Animal models with amyloid pathology are fundamental for elucidating the mechanisms underlying Alzheimer’s disease (AD). These models can be classified into toxicological, pharmacological, and transgenic categories, depending on how neurodegeneration is induced.

The 5×FAD (B6SJL) mouse line, carrying five human mutations in APP and PSEN1 (Swedish, Florida, London, M146L, L286V), represents one of the most aggressive and well-characterized transgenic models for early-onset AD. These mice exhibit intraneuronal Aβ₄₂ accumulation as early as 1.5 months, followed by extracellular plaque deposition, glial proliferation, and cortical neurodegeneration. At 4–6 months, they display marked synaptic loss (reduced synaptophysin and PSD-95), memory deficits in Y-maze and Morris water maze tests, and altered olfactory and social behaviors. Sex-dependent differences have also been reported, with females showing enhanced APP overexpression and accelerated pathology, likely estrogen-modulated. By nine months, cognitive and motor impairments are pronounced, reflecting extensive amyloidosis and neuronal loss across hippocampal and cortical regions.

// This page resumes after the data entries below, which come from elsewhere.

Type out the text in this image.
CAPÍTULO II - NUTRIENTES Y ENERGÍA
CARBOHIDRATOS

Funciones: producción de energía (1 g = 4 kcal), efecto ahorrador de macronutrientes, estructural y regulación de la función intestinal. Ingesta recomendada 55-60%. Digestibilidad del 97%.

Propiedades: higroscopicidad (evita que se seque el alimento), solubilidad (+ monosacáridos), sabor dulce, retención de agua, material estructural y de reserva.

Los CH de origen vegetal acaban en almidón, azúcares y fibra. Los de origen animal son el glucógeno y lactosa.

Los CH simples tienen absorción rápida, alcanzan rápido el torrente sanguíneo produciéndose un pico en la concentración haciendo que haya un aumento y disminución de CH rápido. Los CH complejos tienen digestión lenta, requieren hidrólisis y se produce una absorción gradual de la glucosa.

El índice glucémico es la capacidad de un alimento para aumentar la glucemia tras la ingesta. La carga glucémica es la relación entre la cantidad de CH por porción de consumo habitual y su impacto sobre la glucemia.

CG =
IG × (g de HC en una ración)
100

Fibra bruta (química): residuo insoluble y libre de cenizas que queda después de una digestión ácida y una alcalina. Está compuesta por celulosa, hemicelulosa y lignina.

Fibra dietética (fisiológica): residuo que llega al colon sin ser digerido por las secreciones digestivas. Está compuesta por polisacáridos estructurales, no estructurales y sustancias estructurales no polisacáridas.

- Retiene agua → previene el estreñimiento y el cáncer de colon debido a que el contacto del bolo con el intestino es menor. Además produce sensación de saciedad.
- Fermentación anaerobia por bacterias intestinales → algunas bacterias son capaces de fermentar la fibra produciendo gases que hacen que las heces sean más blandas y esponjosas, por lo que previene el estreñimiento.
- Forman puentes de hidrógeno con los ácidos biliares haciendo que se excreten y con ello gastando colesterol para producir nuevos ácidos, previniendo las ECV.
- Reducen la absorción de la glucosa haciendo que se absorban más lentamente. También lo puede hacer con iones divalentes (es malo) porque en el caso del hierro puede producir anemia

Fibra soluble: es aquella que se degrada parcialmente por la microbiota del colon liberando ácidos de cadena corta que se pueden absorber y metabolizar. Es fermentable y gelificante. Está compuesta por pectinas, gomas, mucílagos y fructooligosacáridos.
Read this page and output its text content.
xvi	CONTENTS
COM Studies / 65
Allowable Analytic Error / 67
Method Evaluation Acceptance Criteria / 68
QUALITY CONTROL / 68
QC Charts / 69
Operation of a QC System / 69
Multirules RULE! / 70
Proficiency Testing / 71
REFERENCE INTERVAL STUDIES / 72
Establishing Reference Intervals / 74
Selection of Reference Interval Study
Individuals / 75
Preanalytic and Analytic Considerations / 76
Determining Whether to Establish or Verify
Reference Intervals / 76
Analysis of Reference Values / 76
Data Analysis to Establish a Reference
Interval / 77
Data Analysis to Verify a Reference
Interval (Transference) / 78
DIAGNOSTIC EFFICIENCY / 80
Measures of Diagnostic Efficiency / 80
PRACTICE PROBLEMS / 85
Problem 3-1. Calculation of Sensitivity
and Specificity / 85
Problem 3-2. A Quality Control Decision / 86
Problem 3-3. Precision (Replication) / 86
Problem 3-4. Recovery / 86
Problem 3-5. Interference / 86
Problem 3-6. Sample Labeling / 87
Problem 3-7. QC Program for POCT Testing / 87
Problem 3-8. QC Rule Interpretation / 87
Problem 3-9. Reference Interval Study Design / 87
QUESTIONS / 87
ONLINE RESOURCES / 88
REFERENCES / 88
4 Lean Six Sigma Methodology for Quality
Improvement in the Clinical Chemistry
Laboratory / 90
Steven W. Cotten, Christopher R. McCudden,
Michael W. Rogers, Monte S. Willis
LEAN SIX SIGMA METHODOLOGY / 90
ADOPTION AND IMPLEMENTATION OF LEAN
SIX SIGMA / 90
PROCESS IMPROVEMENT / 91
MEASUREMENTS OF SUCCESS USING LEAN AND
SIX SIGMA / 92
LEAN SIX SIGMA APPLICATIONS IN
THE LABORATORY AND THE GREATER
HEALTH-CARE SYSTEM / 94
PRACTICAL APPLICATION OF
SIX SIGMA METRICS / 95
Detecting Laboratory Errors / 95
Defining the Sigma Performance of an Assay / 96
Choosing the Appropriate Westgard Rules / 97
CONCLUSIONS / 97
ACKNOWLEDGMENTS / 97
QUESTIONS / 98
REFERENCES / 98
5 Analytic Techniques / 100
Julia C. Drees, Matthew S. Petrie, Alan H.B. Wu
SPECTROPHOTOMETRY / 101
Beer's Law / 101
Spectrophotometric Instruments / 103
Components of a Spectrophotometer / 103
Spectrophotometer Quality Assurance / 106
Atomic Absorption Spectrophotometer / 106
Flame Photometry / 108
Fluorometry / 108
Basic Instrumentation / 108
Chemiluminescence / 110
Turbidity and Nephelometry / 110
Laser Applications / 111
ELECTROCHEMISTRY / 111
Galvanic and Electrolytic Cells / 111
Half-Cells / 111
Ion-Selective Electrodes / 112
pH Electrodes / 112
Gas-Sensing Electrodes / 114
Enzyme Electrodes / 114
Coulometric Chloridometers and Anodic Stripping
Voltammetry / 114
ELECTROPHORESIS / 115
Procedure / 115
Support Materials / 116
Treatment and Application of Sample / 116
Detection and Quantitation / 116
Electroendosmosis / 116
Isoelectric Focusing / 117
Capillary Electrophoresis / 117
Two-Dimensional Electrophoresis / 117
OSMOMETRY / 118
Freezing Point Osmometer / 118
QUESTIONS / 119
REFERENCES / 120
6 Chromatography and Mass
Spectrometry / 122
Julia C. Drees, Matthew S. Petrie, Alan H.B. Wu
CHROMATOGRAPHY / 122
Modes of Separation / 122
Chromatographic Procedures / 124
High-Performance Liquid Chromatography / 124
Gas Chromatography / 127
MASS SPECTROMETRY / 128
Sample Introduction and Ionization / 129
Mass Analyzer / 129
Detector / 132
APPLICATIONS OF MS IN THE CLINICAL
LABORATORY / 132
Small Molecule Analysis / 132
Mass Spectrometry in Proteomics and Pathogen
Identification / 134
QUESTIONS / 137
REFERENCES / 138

The 5×FAD model, thus, integrates key neuropathological, molecular, and behavioral hallmarks of human AD, making it a powerful platform for testing phytochemical compounds and exploring mechanisms of amyloid clearance, neuroinflammation, and neuroprotection. Despite interspecies limitations, its rapid, reproducible pathology continues to provide invaluable insight into the progression and treatment of Alzheimer’s disease.